My wife is Bipolar, looking for others that support someone with this issue.
I am new to this site and this is my first post. My wife is Bipolar. We have been married 12 years. She was diagnosed about 11 years ago. I stuck it out thought the hard times at first. Now 11 years later she is doing very well but still has moments. The problem is I am soooo worn out by all of this. The smallest little cycle or outburst knocks me down more and more. I have become very unhappy in our home over the years. I have a job that requires me to travel 4 to 5 days a week for 30 weeks of the year. The feeling of overjoy every week to the airport is starting to worry me. I guess I am here looking for other family members of Bipolar Patients.
Why not get some tagible support in your town. Find someone that can talk to you face to face or/and get some professional help. I my self am going to the VA I need A rest and to meet some people plus get my head together. Here is what I been going through. May God bless you he blessed me, my son is now 30 years he was 2 when old when his mother ran off I was in the army then (20yr) . At least you have some one in your life I don't. I spent the holiday alone I had no turkey. I came to a conclusion I need to got for treatment at the VA on monday. My 13 and 14 year old live with my estranged wifewife for 9years. she seperated the family in 2003 she wants to make it work now and now realizes they need their father. I tryied to live with them during the summer but they have learnt to live without a father. But my son wants me to be their but they learnt ingnorance from their mother. I came from a one parent home my father died when I was 6years old my mother taught us well and were raised with respect. Their mother is liberal and she is not a disaplenary they have attitudes because of it but I keep them in check. But when I do she trying telling me thats enough. I moved out 10/2012 I had to because it was going to get ugly. I relaped and I am going for treatment monday. I want to be a father and/husband but her pride and arrogance won't let me. I never hit her but in 2003 I put her up against the wall because of the same reason. I wanted to be a husband to her
I hope you don't think I am probing, I just like to try to help your pain. I am lamatheid and I know how you feel. I have no friends either none!! I moved from my wifes house about a month ago after being seperated for 9+ years my children don't understand me. my estranged wife don't believe in me. I relapsed because of loneliness I am not working, i am in school online but I feel like I am not worthy I feel inferior not working.
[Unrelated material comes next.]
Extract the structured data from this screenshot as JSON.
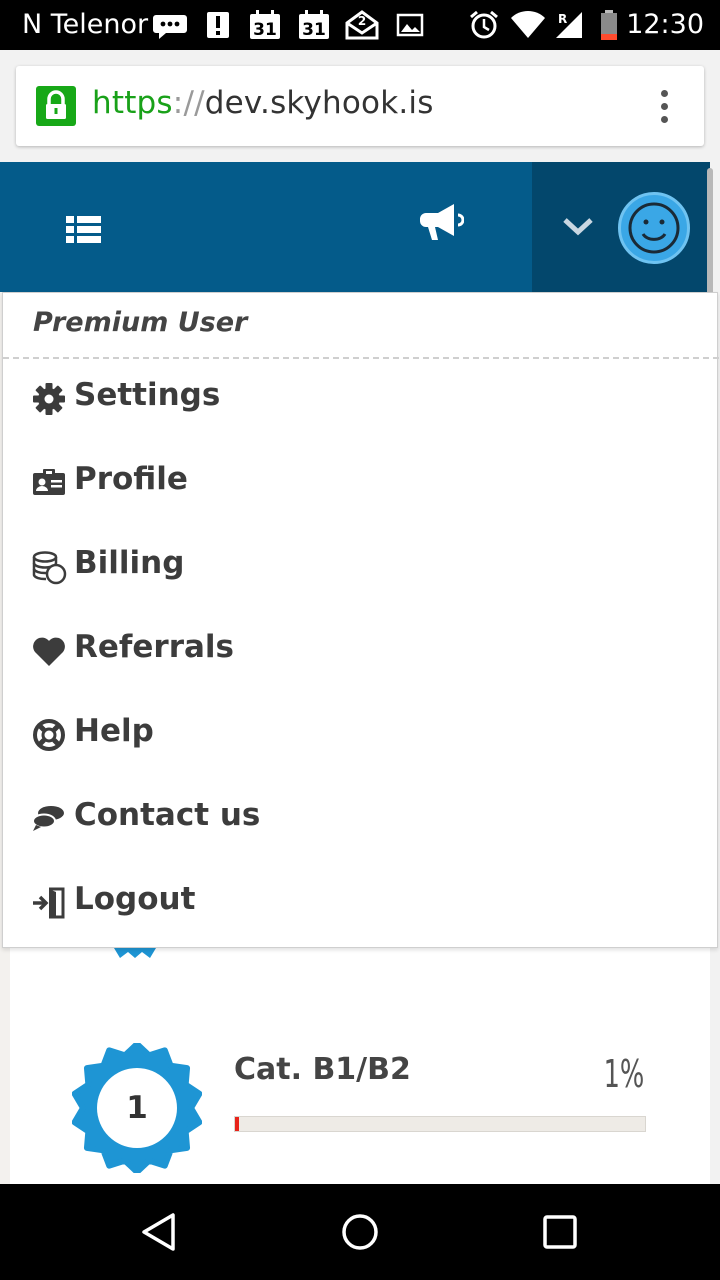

I decided to go to the VA to get treatment next week. I live alone and I have no friends no acquaintences. I pickup to get some joy in my life but its all more misery. Thank God, you have someone around. I have no one my children love me but they cant show it or their mother. I told her I did not love her and the divorse court date is coming in the mail. I call but noone answers I been lonely for 19years at lest probably more. Going to treatment and taking time off from school right now will benefit me. I need to be around people I feel like dying at times. Whats going to happen is when I get my deposit I'll pay my rent and other bills maybe and do some shopping for the month and then party and I'll get sick then have to strain my brains to do my school work and that really sucks.
Talking about feeling like a worm, guilty, shame ,angry, lonely, worthless,just wanting to stay in bed and sleep as long as you can. My way out now is to go to the VA and get into treatment and pbe around people. I need that boost so when I come home i'll have a program again, I know the down fall going to and fro self help meeting and therapy but I have to do it. I know the way out and this is it if I have to take medication I will I need people in my life I need a balance. I hope you get to know your way out and just take that route. This week end I am just going to get my self mentally ready and write my landlord and tell him I'll pay him when I get back.